Les pathologies telles que l’hallux valgus, les orteils en marteau, la métatarsalgie, le névrome de Morton, l’hallux rigide et l’épine calcanéenne sont des interventions fréquentes et efficaces. Ces opérations peuvent également être réalisées en ambulatoire, mais surtout sous anesthésie locale, avec une légère sédation. Le patient a la possibilité de marcher immédiatement après l’opération, en appuyant le pied à plat, avec une sandale dédiée. Le contrôle fluoroscopique peropératoire guide le geste chirurgical. Après 15 jours de la chirurgie, le pansement est renouvelé. Au bout de 15 jours, le pansement est retiré complètement et le patient peut recommencer à utiliser une chaussure normale.

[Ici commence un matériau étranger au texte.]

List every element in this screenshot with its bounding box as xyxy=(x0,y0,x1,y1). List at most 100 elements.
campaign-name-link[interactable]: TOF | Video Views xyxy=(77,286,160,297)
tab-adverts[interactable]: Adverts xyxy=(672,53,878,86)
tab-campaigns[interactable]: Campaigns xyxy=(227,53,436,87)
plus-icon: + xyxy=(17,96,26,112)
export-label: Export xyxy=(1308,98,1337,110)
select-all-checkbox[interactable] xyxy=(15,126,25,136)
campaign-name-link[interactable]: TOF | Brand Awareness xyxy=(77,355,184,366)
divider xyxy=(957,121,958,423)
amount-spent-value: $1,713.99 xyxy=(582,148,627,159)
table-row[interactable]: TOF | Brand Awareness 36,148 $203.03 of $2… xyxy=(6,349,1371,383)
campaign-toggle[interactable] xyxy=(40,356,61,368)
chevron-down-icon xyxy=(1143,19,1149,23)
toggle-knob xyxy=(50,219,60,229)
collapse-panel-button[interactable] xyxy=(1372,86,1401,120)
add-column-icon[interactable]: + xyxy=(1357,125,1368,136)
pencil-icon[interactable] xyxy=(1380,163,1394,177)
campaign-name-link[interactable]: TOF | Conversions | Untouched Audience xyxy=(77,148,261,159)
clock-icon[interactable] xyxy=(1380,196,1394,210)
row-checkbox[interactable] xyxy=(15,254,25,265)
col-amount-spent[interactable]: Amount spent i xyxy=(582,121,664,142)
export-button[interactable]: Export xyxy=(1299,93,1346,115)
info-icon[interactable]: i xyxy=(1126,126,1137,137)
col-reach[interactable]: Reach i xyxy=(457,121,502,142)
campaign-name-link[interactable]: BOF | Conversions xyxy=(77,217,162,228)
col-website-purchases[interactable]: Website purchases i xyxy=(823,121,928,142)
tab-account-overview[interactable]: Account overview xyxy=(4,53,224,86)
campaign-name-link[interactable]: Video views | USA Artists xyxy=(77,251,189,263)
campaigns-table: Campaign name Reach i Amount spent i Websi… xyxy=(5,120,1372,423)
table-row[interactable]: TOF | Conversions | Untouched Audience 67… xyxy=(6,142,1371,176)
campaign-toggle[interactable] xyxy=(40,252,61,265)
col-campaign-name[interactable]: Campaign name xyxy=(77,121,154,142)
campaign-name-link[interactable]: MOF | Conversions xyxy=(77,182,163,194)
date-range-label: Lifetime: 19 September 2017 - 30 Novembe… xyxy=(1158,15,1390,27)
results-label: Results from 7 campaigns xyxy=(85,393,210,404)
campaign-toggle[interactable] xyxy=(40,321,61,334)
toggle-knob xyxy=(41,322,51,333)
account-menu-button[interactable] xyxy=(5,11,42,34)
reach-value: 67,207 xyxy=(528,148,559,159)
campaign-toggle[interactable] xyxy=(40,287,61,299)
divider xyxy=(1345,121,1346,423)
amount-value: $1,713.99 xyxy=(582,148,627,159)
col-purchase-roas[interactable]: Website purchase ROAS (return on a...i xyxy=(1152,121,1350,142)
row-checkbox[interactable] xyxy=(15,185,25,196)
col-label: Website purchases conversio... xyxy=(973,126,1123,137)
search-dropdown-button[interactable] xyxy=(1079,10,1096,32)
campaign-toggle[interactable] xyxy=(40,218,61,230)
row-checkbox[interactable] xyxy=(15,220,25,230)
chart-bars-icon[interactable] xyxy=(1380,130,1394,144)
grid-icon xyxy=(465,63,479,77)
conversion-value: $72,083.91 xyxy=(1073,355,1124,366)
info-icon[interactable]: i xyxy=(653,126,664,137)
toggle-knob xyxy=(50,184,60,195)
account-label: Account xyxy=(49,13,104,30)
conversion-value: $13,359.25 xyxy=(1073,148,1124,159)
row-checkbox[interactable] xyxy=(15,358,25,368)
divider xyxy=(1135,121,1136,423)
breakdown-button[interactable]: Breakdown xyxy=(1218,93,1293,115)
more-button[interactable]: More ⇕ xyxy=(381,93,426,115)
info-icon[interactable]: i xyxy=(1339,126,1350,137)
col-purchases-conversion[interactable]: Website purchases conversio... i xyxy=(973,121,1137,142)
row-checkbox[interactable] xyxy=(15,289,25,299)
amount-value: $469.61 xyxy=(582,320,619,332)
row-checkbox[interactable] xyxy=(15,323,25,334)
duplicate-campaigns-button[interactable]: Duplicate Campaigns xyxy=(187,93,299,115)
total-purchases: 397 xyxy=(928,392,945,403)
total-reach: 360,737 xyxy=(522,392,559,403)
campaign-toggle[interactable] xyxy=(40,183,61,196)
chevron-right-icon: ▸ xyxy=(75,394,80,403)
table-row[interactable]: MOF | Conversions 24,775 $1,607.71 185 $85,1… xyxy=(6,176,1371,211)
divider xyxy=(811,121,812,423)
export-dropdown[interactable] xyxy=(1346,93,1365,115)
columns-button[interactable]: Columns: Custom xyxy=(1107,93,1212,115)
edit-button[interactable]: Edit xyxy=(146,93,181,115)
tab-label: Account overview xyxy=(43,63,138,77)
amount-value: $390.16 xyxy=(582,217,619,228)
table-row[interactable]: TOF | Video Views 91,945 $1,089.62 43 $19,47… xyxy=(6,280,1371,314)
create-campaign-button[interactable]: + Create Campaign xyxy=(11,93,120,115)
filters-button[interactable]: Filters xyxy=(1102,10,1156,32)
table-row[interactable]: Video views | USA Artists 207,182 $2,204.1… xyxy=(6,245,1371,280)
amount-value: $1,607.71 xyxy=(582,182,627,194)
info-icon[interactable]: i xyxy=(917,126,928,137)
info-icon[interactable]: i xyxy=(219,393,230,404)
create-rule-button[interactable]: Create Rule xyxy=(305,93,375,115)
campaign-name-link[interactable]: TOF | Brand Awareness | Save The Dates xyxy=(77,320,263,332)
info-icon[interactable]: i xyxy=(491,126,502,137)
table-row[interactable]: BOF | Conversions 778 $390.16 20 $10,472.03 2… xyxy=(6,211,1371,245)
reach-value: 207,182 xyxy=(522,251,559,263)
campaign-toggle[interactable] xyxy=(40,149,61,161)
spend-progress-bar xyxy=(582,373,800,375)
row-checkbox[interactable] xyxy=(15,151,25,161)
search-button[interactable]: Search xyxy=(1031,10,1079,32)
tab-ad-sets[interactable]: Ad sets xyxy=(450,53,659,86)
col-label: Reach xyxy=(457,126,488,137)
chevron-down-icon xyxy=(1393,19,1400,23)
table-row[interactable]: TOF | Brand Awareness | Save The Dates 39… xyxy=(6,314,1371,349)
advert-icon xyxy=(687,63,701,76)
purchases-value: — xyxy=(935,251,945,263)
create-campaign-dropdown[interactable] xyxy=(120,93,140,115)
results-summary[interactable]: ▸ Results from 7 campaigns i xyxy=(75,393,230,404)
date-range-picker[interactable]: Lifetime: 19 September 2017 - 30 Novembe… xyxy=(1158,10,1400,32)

Les deux sociétés chirurgicales les plus importantes, AFOAS et EFAS, respectivement USA et Europe, dont je suis également membre, soutiennent et sponsorisent l’utilisation de ces techniques. Ce soutien a récemment été confirmé lors d’une convention à Boston et d’une autre à Barcelone. Les instruments utilisés se composent d’une unité de programmation (avec les différents réglages), de terminaux stérilisés (non jetables) et de forets à os avec différentes géométries (jetables). La possibilité d’éviter l’utilisation de l’anneau ischémique rend les interventions absolument exemptes de complications, notamment infectieuses. C’est un autre grand avantage des procédures mini-invasives.